Maquettes are models for larger sculptures ready to be commissioned. As I develop ideas I work first with pen and ink, then paper and cardboard and eventually I make small models of sculptures out of steel, maquettes.

A collaboration with Frank Phillips. We envision this piece in copper, bronze or steel at 8 to 12 feet tall. It could be made from multiple sheets of individually formed and welded 3/16" metal. Each of the three individual "leaves" would have a clear three dimensional presence.

I am inspired by Zen Buddhist brushstroke circles called enzos. My goal was to make an enzo that could stand on its own in steel while keeping the feeling of an ink brush stroke.

ENZO I, at 4 and 8 feet tall would have a substantial thickness of steel to carry through the singular strength of the piece.

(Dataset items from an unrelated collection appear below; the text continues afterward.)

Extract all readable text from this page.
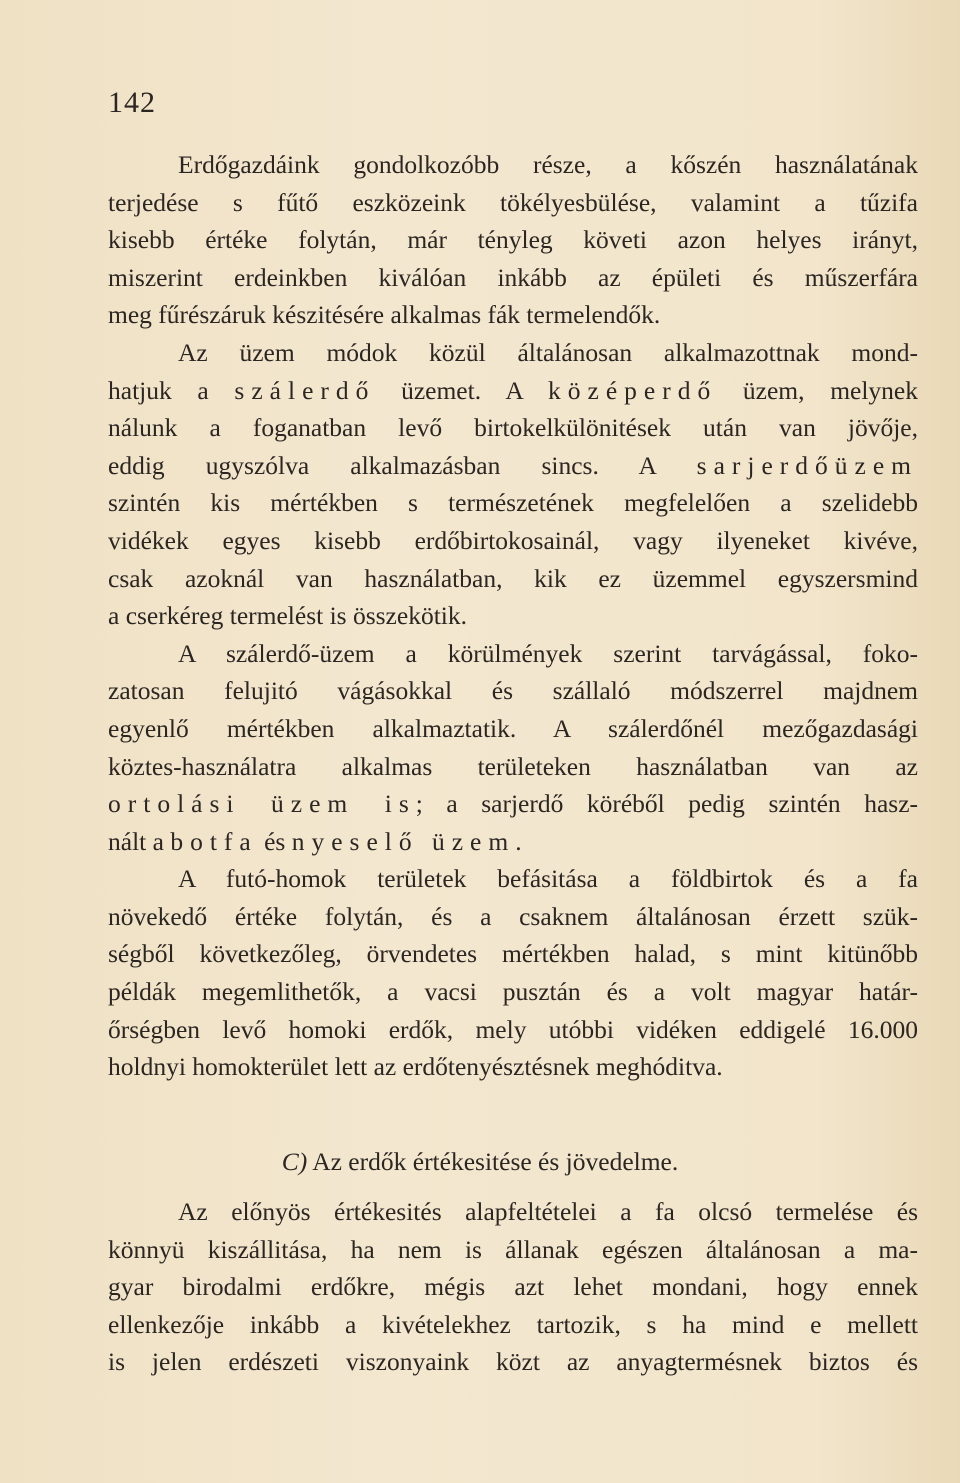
142
Erdőgazdáink gondolkozóbb része, a kőszén használatának
terjedése s fűtő eszközeink tökélyesbülése, valamint a tűzifa
kisebb értéke folytán, már tényleg követi azon helyes irányt,
miszerint erdeinkben kiválóan inkább az épületi és műszerfára
meg fűrészáruk készitésére alkalmas fák termelendők.
Az üzem módok közül általánosan alkalmazottnak mond-
hatjuk a szálerdő üzemet. A középerdő üzem, melynek
nálunk a foganatban levő birtokelkülönitések után van jövője,
eddig ugyszólva alkalmazásban sincs. A sarjerdőüzem
szintén kis mértékben s természetének megfelelően a szelidebb
vidékek egyes kisebb erdőbirtokosainál, vagy ilyeneket kivéve,
csak azoknál van használatban, kik ez üzemmel egyszersmind
a cserkéreg termelést is összekötik.
A szálerdő-üzem a körülmények szerint tarvágással, foko-
zatosan felujitó vágásokkal és szállaló módszerrel majdnem
egyenlő mértékben alkalmaztatik. A szálerdőnél mezőgazdasági
köztes-használatra alkalmas területeken használatban van az
ortolási üzem is; a sarjerdő köréből pedig szintén hasz-
nált a botfa és nyeselő üzem.
A futó-homok területek befásitása a földbirtok és a fa
növekedő értéke folytán, és a csaknem általánosan érzett szük-
ségből következőleg, örvendetes mértékben halad, s mint kitünőbb
példák megemlithetők, a vacsi pusztán és a volt magyar határ-
őrségben levő homoki erdők, mely utóbbi vidéken eddigelé 16.000
holdnyi homokterület lett az erdőtenyésztésnek meghóditva.
C) Az erdők értékesitése és jövedelme.
Az előnyös értékesités alapfeltételei a fa olcsó termelése és
könnyü kiszállitása, ha nem is állanak egészen általánosan a ma-
gyar birodalmi erdőkre, mégis azt lehet mondani, hogy ennek
ellenkezője inkább a kivételekhez tartozik, s ha mind e mellett
is jelen erdészeti viszonyaink közt az anyagtermésnek biztos és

A collaboration with Frank Phillips.
ANNA is a mobius strip. (an extension of a rectangle twisted 180 degrees and attached to where it began.) At ten feet tall, a sculpture would become a bench as the strip of metal curves around through space to connect.

ANNA would be made of two metals (perhaps bronze and corten steel) sandwiched together. The two metals would meet at the center of the bench where the solar noon is marked each day when a shadow is cast on the spot where the metals join.
This would be a good public sculpture at a university or science museum.

This is another brushstroke inspired maquette. The curve of stainless steel invites people to walk through and could act as a threshold between a field and some trees, or a grassed area and a pond. Eight to ten feet tall.

I see the flash of a dancer's toe leaving the ground. . She would be good small on a pedestal in an intimate garden or very large on the brow of a hill.
My technique of finishing the stainless steel lends a glow at dawn and dusk to the piece as if it were lit from within.

I made this maquette for an exhibit at the Bansui Gallery in Sendai, Japan. I was thinking of a folk character (an evil children grabbing creature who lives in a pond) from the northern Tono region.
I envision this horizontal piece in relation to a building, the size determined by the site.